No entanto, a característica mais famosa do “Codex Gigas” — que lhe valeu a alcunha de "Bíblia do Diabo" — é uma ilustração de página inteira de uma figura demoníaca com chifres, garras, língua bifurcada e grandes olhos brancos. Esta imagem perturbadora — encaixada entre um texto sobre a penitência e outro sobre o exorcismo de espíritos malignos — está virada para uma página que contém uma ilustração igualmente grande da Cidade Celestial, possivelmente simbolizando ambos os lados da vida cristã após a morte.

A história do “Códice Gigas” é tão misteriosa quanto o significado por detrás das suas ilustrações. Sem surpresa, os estudiosos não acreditam que o manuscrito tenha sido escrito numa noite. Em vez disso, pensa-se que foi composto entre 1204 e 1230 d.C., provavelmente por uma única pessoa. Embora não possamos ter a certeza de que o Codex tenha sido feito em Podlažice, uma nota na primeira página identifica o mosteiro da cidade como o seu primeiro proprietário conhecido. A mesma nota diz que o Códice foi doado a outro mosteiro em 1295, apenas para ser comprado por outra ordem religiosa no mesmo ano.

Onde está o “Códice Gigas” agora?

A partir daqui, um registo incompleto da propriedade fornece um esboço aproximado da viagem do manuscrito através dos tempos. Em 1594, caiu nas mãos de Rodolfo II, Imperador do Sacro Império Romano-Germânico e conhecido admirador de tudo o que é oculto. Levado para Praga, foi levado para Estocolmo após o Exército Sueco ter obtido uma vitória estratégica na Guerra dos Trinta Anos.

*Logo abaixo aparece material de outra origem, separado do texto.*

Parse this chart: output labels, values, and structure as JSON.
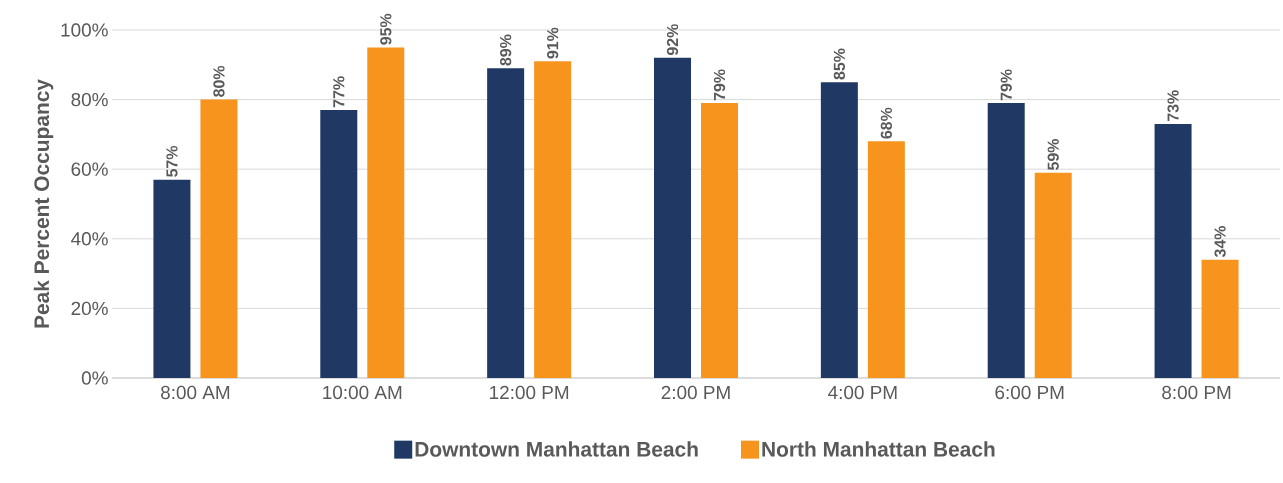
{
  "chart_data": {
    "type": "bar",
    "ylabel": "Peak Percent Occupancy",
    "categories": [
      "8:00 AM",
      "10:00 AM",
      "12:00 PM",
      "2:00 PM",
      "4:00 PM",
      "6:00 PM",
      "8:00 PM"
    ],
    "series": [
      {
        "name": "Downtown Manhattan Beach",
        "color": "#1f3864",
        "values": [
          57,
          77,
          89,
          92,
          85,
          79,
          73
        ],
        "value_labels": [
          "57%",
          "77%",
          "89%",
          "92%",
          "85%",
          "79%",
          "73%"
        ]
      },
      {
        "name": "North Manhattan Beach",
        "color": "#f7941d",
        "values": [
          80,
          95,
          91,
          79,
          68,
          59,
          34
        ],
        "value_labels": [
          "80%",
          "95%",
          "91%",
          "79%",
          "68%",
          "59%",
          "34%"
        ]
      }
    ],
    "ylim": [
      0,
      100
    ],
    "yticks": [
      {
        "value": 0,
        "label": "0%"
      },
      {
        "value": 20,
        "label": "20%"
      },
      {
        "value": 40,
        "label": "40%"
      },
      {
        "value": 60,
        "label": "60%"
      },
      {
        "value": 80,
        "label": "80%"
      },
      {
        "value": 100,
        "label": "100%"
      }
    ],
    "grid": "y",
    "legend": "bottom"
  }
}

Guardado na Biblioteca Nacional da Suécia, onde se mantém até hoje, o “Códice Gigas”continua a ser o centro das lendas locais. Um texto sueco publicado em 1858, por exemplo, conta a história de um guarda que, em tempos, adormeceu dentro do salão principal da biblioteca e acordou encontrando o Códice a flutuar no ar, conduzindo outros livros flutuantes numa dança paranormal. O guarda, dizia-se, "era e manteve-se débil mental a partir desse dia e teve de ser internado no hospício".

Vale a pena mencionar também um rumor sobre o aclamado dramaturgo e romancista sueco August Strindberg. Segundo um amigo e colega escritor, Strindberg — que já trabalhou na biblioteca e, tal como Rodolfo II, sempre se interessou pelo ocultismo — costumava entrar furtivamente no edifício à noite, acender um fósforo e ler a Bíblia do Diabo na esperança de que isso o colocasse em contacto com o submundo.